The God who caused the light to shine out from the darkness, notes Paul, is the same God who causes the light of the knowledge, the true significance, of God, to shine into us through the truth concerning Jesus Christ (2 Corinthians 4:6). Christianity is inherently marked and defined by this - there is simply is no other 'message' of value, for this alone gets to the very core of our reality, not only in the 'here and now', but regarding our origin, our departure from that realm, and how all creation will be returned to it.

We cannot escape what the New Testament defines as 'the truth that is in Jesus Christ'.
The time has come, for us to face this.

Sunday 2 May 2010

It's not what it looks like...but it's exactly how it works.

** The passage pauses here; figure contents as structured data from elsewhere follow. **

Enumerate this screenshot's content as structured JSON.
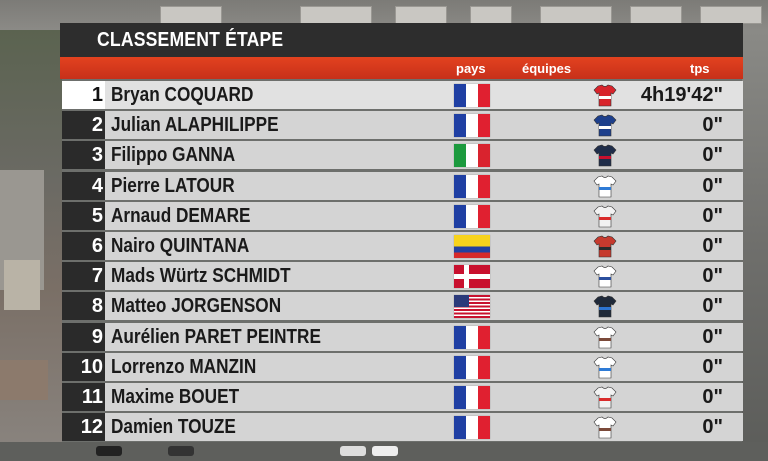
{
  "title": "CLASSEMENT ÉTAPE",
  "columns": {
    "pays": "pays",
    "equipes": "équipes",
    "tps": "tps"
  },
  "rows": [
    {
      "pos": "1",
      "name": "Bryan COQUARD",
      "flag": "france-flag",
      "jersey": "cofidis-jersey",
      "time": "4h19'42\""
    },
    {
      "pos": "2",
      "name": "Julian ALAPHILIPPE",
      "flag": "france-flag",
      "jersey": "soudal-quickstep-jersey",
      "time": "0\""
    },
    {
      "pos": "3",
      "name": "Filippo GANNA",
      "flag": "italy-flag",
      "jersey": "ineos-jersey",
      "time": "0\""
    },
    {
      "pos": "4",
      "name": "Pierre LATOUR",
      "flag": "france-flag",
      "jersey": "totalenergies-jersey",
      "time": "0\""
    },
    {
      "pos": "5",
      "name": "Arnaud DEMARE",
      "flag": "france-flag",
      "jersey": "arkea-jersey",
      "time": "0\""
    },
    {
      "pos": "6",
      "name": "Nairo QUINTANA",
      "flag": "colombia-flag",
      "jersey": "movistar-jersey",
      "time": "0\""
    },
    {
      "pos": "7",
      "name": "Mads Würtz SCHMIDT",
      "flag": "denmark-flag",
      "jersey": "jayco-jersey",
      "time": "0\""
    },
    {
      "pos": "8",
      "name": "Matteo JORGENSON",
      "flag": "usa-flag",
      "jersey": "visma-jersey",
      "time": "0\""
    },
    {
      "pos": "9",
      "name": "Aurélien PARET PEINTRE",
      "flag": "france-flag",
      "jersey": "decathlon-ag2r-jersey",
      "time": "0\""
    },
    {
      "pos": "10",
      "name": "Lorrenzo MANZIN",
      "flag": "france-flag",
      "jersey": "totalenergies-jersey",
      "time": "0\""
    },
    {
      "pos": "11",
      "name": "Maxime BOUET",
      "flag": "france-flag",
      "jersey": "arkea-jersey",
      "time": "0\""
    },
    {
      "pos": "12",
      "name": "Damien TOUZE",
      "flag": "france-flag",
      "jersey": "decathlon-ag2r-jersey",
      "time": "0\""
    }
  ],
  "colors": {
    "header_red": "#d63a1d",
    "title_bar": "#2d2d2d",
    "row_bg": "#d4d4d4"
  }
}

Talking to a friend I turned around,
and found a total stranger,
hiding out for safety's sake I found,
I'd put myself in danger...

I saw somebody earning more and more,
and he was getting poorer,
it seems the more things that you know,
the less you can be sure of.

From Dancing in the Shadows by After the Fire.

Human Beings.

We are the epitome of spin.
I've watched, often with frustration, these past few weeks, as British politicians have employed
lashings of craft and 'smoothiness" to expertly weave and dodge the public on the crucially painful questions of what life is really going to be like as one of the darkest economic periods truly begins to bite in the next few years (yes, that's right - the reality of the recession hasn't even begun yet). Deftly poised on their proverbial pin-heads, the leaders of the main parties would have left the pied piper of Hamlin redundant, until this week, when an unguarded moment disrobed the Prime Minister. The mask dropped, and we saw what really goes on.

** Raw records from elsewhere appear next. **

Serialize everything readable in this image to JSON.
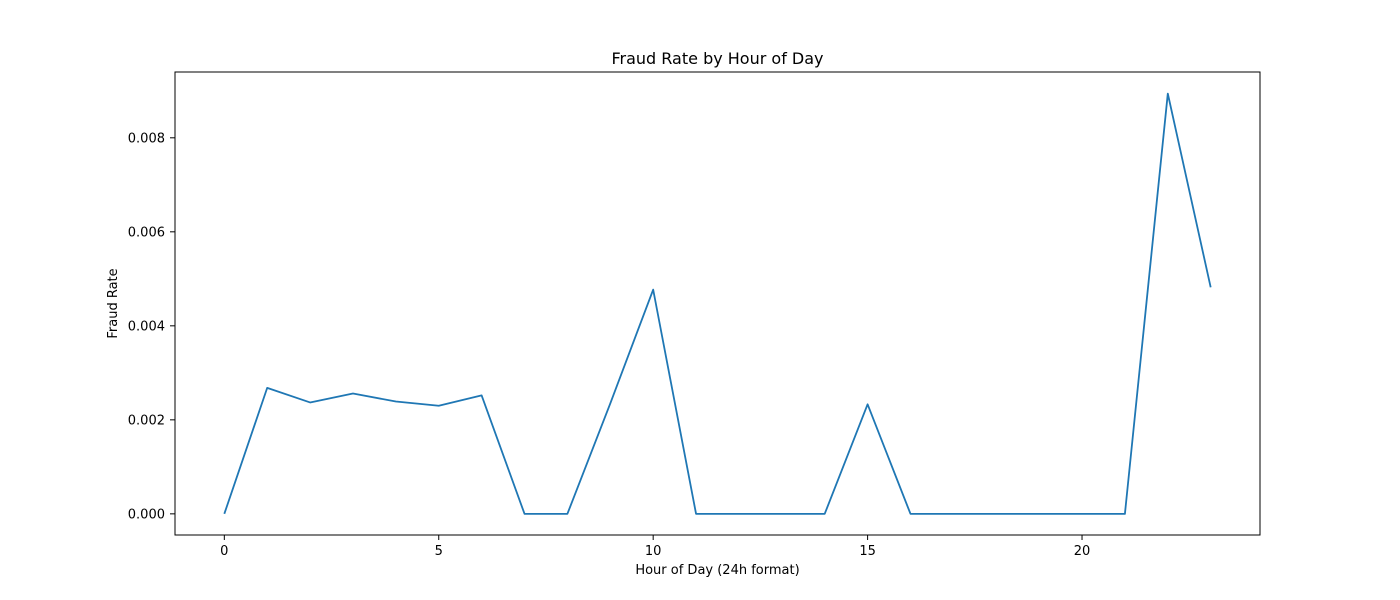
{
  "chart_data": {
    "type": "line",
    "title": "Fraud Rate by Hour of Day",
    "xlabel": "Hour of Day (24h format)",
    "ylabel": "Fraud Rate",
    "xlim": [
      -1.15,
      24.15
    ],
    "ylim": [
      -0.00045,
      0.0094
    ],
    "x_ticks": [
      0,
      5,
      10,
      15,
      20
    ],
    "x_tick_labels": [
      "0",
      "5",
      "10",
      "15",
      "20"
    ],
    "y_ticks": [
      0.0,
      0.002,
      0.004,
      0.006,
      0.008
    ],
    "y_tick_labels": [
      "0.000",
      "0.002",
      "0.004",
      "0.006",
      "0.008"
    ],
    "grid": false,
    "series": [
      {
        "color": "#1f77b4",
        "x": [
          0,
          1,
          2,
          3,
          4,
          5,
          6,
          7,
          8,
          9,
          10,
          11,
          12,
          13,
          14,
          15,
          16,
          17,
          18,
          19,
          20,
          21,
          22,
          23
        ],
        "y": [
          0.0,
          0.00268,
          0.00237,
          0.00256,
          0.00239,
          0.0023,
          0.00252,
          0.0,
          0.0,
          0.00235,
          0.00477,
          0.0,
          0.0,
          0.0,
          0.0,
          0.00233,
          0.0,
          0.0,
          0.0,
          0.0,
          0.0,
          0.0,
          0.00894,
          0.00482
        ]
      }
    ]
  }
}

Of course, none of this is new - I've had a good dose of the West Wing over the past few months - we can 'look' into the machinations if we so choose. What amazes me is that we so often choose not to, and not just about politics. It's common for us to embrace the naive notion that everything tomorrow will just carry on like it did today - that everything will be fine, but it really isn't so. Scratch the surface just a little, and there's a broken, wounded world right here - it's bleeding to death, and applying the trite responses wheeled out by politicians and the like just won't fix it - or you.

Another blog this week raised an interesting question.
In a traumatic situation, if someone asked you "Why do you believe in God", what would you say?

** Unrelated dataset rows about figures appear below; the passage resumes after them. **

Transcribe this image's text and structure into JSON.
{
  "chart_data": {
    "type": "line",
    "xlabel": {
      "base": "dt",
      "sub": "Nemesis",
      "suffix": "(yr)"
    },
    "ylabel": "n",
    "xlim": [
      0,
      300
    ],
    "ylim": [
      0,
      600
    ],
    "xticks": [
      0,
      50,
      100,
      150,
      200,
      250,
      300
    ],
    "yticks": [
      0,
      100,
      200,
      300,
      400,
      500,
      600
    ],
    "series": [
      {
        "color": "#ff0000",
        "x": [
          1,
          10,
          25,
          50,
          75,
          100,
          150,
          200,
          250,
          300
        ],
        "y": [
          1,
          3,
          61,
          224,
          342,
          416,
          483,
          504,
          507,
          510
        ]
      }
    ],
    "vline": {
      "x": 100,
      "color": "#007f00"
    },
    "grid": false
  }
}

I know that part of the answer is what God reveals to us about ourselves - that we are broken, and we don't like to go there. We equally live in a world which scurries away from seeing humanity where it should be - "crowned" with a particular 'weight' (significance), but beneath the domain of heaven.

For the last 30 years (at least), I've lived in a society where 'freedom' has been defined by some very narrow ideas which derived from Game Theory and have been woven into every field of policy in America and the UK, whatever the political stripe. This is still the case, but such issues are just not touched upon, even in the heart of an election.

Larry Norman said it right:
you say all men are equal all men are brothers
then why are the rich more equal than others
don't ask me for the answer I've only got one
that a man leaves his darkness when he follows the Son

The Great American Novel.

If the Son shall set you free, you shall be free indeed.